Ultimately, (in my opinion) the driving force that cements this particular convention is programming languages, and the convention described above is nearly universal.

The only exception I have ever seen is that wolfram alpha interprets $1/xy$ as $1/(xy)$. And it isn't even consistent in this; wolfram alpha interprets $1/2x$ as $(1/2)x$ instead.

Answer 4

• Everything on the left hand symbol is divided by everything on the right hand of the symbol. or
• The operator only deals with the term to its immediate left and right.

Which is correct? I tried to find a specific definition for the usage of the division operator but I couldn't find it.

Direct answer

There is no syntactic definition of what is a mathematical expression, and how to interpret it. For more you can read Syntactic theory of mathematical expressions.

Still the basic convention is the operands of arithmetic operators ($\small + - \times \div$) are limited to the closest term on each side.

• Term: Terms are separated by a + or - sign in an overall expression

If you need to include more, then parentheses must be used to group several parts into a single operand. Examples:

• $\small 2 + 4/2 + 6 = 10$ (standard rule)
• $\small (2+4) / 2 + 6 = 9$ (altering interpretation using parentheses)

Note a term can include functions. Function themselves apply to the next term only: $\small \sin 2 \pi / 3 + 2$ means $\small \sin (\frac 2 3 \pi) + 2$.

This closest term rule makes the use of any precedence order unnecessary in math, contrary to programming languages which heavily rely on it.

I'm providing additional elements in case you're interested.

---

Lack of syntactic rules for mathematical expressions

Unfortunately math conventions, contrary to what is often assumed, are not so strict, due to history, with discoveries in different countries and mathematicians inventing symbolic representations matching their own cultural environment. Sometimes multiple conventions coexist (e.g. Lagrange vs. Leibniz for differential calculus)

In math there are a lot of details which are not defined, how an expression is interpreted is one, but think of something very simple, the multiplication of two numbers. The formal definition of multiplication in base 10 involves polynomials and convolution, the product of 123 by 345 in base 10 is something like:

• $p_1(10) = 1 \times 10^2 + 2 \times 10^1 + 3 \times 10^0$
• $p_2(10) = 3 \times 10^2 + 4 \times 10^1 + 5 \times 10^0$
• $p_1(10) \times p_2(10) = (p_1 \ast p_2) (10)$

Performing a regular multiplication of the coefficients with single digit products, row indentation and column summation is just a convolution of the two polynomials expressing numbers in base 10.

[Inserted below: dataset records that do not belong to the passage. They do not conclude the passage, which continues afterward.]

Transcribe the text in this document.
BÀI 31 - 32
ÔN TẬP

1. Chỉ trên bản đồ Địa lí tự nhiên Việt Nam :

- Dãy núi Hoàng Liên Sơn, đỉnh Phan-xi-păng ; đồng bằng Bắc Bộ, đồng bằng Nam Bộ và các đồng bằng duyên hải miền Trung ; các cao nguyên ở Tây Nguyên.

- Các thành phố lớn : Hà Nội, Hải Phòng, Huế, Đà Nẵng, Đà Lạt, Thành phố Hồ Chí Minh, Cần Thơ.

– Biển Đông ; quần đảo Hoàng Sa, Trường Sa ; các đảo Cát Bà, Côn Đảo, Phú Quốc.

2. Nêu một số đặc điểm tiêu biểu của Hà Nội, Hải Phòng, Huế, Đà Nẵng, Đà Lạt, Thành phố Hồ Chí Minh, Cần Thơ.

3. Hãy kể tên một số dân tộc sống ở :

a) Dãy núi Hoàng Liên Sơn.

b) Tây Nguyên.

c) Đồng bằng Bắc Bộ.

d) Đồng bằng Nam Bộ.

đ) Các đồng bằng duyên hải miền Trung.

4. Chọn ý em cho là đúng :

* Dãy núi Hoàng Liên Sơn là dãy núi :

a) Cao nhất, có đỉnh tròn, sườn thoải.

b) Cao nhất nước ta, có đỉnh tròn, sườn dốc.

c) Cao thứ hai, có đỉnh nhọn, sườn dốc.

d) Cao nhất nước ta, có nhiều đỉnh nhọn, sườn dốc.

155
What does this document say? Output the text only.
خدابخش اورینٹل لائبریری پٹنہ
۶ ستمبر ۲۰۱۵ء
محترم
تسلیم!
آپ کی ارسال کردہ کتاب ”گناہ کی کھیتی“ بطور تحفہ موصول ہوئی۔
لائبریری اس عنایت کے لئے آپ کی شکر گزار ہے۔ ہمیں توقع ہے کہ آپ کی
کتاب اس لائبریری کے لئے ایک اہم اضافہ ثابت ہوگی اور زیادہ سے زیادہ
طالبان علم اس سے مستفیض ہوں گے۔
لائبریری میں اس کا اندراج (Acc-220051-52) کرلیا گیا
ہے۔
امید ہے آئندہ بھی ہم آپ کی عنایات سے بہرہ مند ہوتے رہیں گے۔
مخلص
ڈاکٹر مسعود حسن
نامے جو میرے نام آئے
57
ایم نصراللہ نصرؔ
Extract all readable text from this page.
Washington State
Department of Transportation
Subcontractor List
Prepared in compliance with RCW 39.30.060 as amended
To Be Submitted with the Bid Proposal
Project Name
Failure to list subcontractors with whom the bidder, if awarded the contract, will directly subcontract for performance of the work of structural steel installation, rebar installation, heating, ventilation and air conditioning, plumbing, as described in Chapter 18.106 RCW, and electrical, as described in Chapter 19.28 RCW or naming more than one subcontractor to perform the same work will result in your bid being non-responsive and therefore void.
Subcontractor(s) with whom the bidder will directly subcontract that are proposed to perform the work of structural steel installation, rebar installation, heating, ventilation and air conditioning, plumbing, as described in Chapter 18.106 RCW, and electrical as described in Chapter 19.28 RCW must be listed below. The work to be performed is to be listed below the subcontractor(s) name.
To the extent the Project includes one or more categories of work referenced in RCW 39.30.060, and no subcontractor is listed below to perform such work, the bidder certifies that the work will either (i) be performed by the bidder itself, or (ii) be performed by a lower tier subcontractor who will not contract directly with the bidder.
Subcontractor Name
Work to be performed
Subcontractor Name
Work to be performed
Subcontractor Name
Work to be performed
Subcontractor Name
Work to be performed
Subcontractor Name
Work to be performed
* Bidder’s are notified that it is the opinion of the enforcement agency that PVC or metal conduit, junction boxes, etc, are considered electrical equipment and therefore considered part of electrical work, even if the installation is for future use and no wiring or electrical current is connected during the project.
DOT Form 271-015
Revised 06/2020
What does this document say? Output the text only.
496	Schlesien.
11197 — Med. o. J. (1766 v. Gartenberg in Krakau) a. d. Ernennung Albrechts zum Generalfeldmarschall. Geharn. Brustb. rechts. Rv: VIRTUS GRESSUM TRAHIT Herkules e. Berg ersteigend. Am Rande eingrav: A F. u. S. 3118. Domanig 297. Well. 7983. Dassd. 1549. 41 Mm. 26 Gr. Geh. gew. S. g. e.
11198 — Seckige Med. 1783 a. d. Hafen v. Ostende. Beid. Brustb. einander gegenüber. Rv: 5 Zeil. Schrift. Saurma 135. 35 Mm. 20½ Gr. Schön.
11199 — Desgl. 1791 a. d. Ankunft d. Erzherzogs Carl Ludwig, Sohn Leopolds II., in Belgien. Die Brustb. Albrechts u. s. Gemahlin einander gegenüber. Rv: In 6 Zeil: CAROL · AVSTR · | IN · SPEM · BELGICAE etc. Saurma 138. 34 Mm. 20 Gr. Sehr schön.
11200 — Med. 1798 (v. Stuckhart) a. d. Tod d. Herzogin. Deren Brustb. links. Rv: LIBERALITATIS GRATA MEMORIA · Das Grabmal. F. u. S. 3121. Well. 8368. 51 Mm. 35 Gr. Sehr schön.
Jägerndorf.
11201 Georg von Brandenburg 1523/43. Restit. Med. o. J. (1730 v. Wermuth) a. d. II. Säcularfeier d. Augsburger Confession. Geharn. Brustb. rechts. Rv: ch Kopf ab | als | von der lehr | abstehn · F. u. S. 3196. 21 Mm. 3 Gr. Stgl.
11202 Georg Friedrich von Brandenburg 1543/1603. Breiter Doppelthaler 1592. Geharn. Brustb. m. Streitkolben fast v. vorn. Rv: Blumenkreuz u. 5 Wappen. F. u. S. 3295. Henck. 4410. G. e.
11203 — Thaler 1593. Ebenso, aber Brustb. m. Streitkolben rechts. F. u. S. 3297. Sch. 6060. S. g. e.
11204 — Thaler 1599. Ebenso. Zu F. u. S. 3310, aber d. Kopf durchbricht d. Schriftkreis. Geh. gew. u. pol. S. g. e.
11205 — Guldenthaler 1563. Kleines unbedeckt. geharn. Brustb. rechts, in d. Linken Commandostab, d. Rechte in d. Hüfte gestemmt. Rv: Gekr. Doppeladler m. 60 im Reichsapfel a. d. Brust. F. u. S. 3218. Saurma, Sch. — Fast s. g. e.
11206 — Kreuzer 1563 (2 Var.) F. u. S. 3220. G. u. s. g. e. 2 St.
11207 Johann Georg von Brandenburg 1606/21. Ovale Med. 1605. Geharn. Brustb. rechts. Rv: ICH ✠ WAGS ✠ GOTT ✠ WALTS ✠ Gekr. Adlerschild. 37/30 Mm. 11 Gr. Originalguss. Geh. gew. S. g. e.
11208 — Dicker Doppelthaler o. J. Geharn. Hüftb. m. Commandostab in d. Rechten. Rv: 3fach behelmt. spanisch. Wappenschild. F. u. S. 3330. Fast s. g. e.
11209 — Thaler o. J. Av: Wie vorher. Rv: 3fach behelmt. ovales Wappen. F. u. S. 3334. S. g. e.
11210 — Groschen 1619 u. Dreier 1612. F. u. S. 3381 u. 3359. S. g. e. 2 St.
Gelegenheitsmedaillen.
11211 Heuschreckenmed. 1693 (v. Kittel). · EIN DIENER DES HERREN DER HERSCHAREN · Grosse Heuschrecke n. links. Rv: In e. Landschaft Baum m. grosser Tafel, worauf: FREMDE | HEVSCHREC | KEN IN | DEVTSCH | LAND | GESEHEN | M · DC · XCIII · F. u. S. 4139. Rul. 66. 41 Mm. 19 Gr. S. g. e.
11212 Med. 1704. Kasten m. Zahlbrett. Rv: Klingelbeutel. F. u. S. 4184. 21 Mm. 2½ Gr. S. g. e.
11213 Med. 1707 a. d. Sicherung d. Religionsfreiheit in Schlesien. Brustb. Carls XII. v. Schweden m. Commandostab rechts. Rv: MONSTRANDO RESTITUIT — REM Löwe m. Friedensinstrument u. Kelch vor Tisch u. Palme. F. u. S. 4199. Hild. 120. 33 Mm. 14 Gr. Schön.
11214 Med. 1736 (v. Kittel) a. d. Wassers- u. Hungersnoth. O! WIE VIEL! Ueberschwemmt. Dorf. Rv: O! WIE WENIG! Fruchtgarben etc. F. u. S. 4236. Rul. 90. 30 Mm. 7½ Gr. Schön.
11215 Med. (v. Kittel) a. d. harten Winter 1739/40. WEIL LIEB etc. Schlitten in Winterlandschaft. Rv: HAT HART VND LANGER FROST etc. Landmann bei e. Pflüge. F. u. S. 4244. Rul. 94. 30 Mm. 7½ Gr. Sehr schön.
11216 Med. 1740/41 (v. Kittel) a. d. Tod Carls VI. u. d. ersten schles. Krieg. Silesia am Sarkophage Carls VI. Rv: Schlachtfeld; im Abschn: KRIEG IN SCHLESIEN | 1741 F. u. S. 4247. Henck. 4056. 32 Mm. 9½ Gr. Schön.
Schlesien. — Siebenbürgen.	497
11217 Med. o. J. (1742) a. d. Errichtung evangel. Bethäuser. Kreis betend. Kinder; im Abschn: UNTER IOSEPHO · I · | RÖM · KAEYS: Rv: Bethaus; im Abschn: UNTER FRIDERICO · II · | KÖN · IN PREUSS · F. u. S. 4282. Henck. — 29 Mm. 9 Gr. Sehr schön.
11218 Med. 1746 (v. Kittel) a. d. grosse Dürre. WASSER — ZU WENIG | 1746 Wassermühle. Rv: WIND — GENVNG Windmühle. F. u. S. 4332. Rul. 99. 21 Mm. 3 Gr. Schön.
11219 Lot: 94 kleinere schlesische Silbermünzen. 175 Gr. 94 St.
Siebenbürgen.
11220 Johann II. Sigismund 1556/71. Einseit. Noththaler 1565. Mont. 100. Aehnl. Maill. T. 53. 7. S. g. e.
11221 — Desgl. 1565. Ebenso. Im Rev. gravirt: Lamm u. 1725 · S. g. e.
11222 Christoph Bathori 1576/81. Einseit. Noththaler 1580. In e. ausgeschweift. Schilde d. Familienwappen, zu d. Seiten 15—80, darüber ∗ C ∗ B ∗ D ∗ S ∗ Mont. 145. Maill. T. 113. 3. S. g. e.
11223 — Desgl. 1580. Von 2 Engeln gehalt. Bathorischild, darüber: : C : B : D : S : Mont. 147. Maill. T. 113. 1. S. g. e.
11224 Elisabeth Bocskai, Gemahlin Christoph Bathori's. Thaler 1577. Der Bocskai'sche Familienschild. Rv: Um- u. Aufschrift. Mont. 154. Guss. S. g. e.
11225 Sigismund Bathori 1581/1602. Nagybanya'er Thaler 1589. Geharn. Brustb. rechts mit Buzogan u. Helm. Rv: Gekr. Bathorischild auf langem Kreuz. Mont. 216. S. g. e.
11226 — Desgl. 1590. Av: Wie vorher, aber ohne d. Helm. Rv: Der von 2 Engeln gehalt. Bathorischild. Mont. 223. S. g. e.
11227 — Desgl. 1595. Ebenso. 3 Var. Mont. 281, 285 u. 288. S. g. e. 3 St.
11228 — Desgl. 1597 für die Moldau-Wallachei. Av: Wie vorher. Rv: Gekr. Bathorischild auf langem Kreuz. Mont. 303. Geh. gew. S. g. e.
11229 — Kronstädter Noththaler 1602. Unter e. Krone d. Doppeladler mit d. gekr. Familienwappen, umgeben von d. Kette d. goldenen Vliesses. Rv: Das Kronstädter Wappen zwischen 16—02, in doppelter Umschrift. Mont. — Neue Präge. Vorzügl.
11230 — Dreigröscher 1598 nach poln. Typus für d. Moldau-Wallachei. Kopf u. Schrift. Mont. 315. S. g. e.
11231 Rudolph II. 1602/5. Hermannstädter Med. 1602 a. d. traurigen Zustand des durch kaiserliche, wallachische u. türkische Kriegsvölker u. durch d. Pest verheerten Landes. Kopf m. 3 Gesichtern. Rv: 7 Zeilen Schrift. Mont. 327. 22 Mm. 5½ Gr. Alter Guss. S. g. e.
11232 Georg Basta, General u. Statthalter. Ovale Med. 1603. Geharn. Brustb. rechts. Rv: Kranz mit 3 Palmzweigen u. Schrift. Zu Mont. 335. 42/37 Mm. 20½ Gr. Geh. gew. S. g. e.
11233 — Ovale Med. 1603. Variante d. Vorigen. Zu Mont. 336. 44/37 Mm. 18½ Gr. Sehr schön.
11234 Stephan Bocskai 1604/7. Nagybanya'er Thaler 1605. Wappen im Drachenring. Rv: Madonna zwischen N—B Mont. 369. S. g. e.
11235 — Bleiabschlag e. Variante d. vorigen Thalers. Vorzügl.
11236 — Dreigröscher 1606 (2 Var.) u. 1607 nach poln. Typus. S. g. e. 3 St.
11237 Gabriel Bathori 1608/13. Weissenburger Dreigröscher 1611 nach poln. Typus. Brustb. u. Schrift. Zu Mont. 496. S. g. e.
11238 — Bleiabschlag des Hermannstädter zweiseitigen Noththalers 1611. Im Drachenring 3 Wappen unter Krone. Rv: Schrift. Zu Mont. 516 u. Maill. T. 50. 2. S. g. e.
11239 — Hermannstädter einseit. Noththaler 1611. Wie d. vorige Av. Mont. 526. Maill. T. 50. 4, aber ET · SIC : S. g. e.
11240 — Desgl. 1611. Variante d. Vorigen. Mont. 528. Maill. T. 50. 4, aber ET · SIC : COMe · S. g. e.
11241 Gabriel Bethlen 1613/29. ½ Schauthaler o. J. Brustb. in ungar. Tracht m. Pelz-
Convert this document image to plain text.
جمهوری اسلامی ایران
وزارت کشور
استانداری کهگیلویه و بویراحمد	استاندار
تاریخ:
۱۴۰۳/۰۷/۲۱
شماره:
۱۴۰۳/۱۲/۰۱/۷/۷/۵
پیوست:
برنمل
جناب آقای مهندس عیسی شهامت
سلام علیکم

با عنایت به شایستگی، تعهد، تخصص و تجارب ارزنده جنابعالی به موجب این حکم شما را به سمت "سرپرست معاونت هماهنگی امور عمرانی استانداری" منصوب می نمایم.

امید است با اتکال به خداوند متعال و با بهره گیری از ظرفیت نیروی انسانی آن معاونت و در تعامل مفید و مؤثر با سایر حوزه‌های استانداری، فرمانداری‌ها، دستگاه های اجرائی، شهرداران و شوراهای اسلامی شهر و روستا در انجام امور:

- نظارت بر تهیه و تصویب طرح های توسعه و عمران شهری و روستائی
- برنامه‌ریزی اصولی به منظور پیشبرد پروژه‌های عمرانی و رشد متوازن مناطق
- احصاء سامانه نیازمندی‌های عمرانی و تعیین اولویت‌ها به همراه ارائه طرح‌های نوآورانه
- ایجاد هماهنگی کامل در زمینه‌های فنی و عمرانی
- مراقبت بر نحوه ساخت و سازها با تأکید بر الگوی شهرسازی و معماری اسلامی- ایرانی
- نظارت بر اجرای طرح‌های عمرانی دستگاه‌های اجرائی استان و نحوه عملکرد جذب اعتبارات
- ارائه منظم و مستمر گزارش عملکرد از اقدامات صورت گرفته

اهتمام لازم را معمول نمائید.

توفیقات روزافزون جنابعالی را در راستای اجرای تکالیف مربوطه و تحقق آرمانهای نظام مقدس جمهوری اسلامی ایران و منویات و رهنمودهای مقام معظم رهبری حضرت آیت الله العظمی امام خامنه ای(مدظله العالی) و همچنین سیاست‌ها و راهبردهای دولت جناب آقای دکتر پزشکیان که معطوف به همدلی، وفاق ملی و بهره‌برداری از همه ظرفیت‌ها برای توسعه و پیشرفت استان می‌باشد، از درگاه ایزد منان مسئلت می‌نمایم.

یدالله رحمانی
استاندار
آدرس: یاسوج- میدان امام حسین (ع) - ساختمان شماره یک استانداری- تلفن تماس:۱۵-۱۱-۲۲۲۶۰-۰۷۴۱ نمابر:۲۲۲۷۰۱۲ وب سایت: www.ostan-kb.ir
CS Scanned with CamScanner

Order of precedence in programming languages

Some confusion can be introduced by the similarity with programming language operators where operands are distributed to neighboring operators using precedence rules. So even if this is not part of your question, let's provide some details for comparison.

In math, conventions often rely on typography:

• $\small 2^{2+1} + 5 = 13$

In most programming languages the possibility of using superscripts like above doesn't exist, an explicit exponentiation symbol, which can be ^ or ** according to the language syntax, is used, but this prevents to identify where the exponent ends, and only the first value (not even the first term) is used unless parentheses are used:

• $\small 2^{1+6/2} + 1$ is coded 2**(1+6/2) + 1 in Python

There are many cases like this one, the constant use of parentheses is not practical. Syntactic rules, which have no equivalent in math, have been set to associate values to operators by default. Each operator has a precedence level associated to it, and an operands feeds either the left or right neighboring operators according to which has the highest precedence.

Order of precedence in Python:

• Level 0: highest precedence allowing to group simple expressions into complex expressions before further parsing takes place.

• Level 3: Exponentiation. Higher precedence than arithmetic operators, so 2 ** 1+2 gives 4, not 8.

• Level 4: unary minus used to create negative quantities (the binary minus, the subtraction operator, uses the same symbol, but is totally separate).

• Level 6: Multiplication and division.

• Level 7: Addition and subtraction.

With the rules above 3*(2+4)/-3**2 gives -2.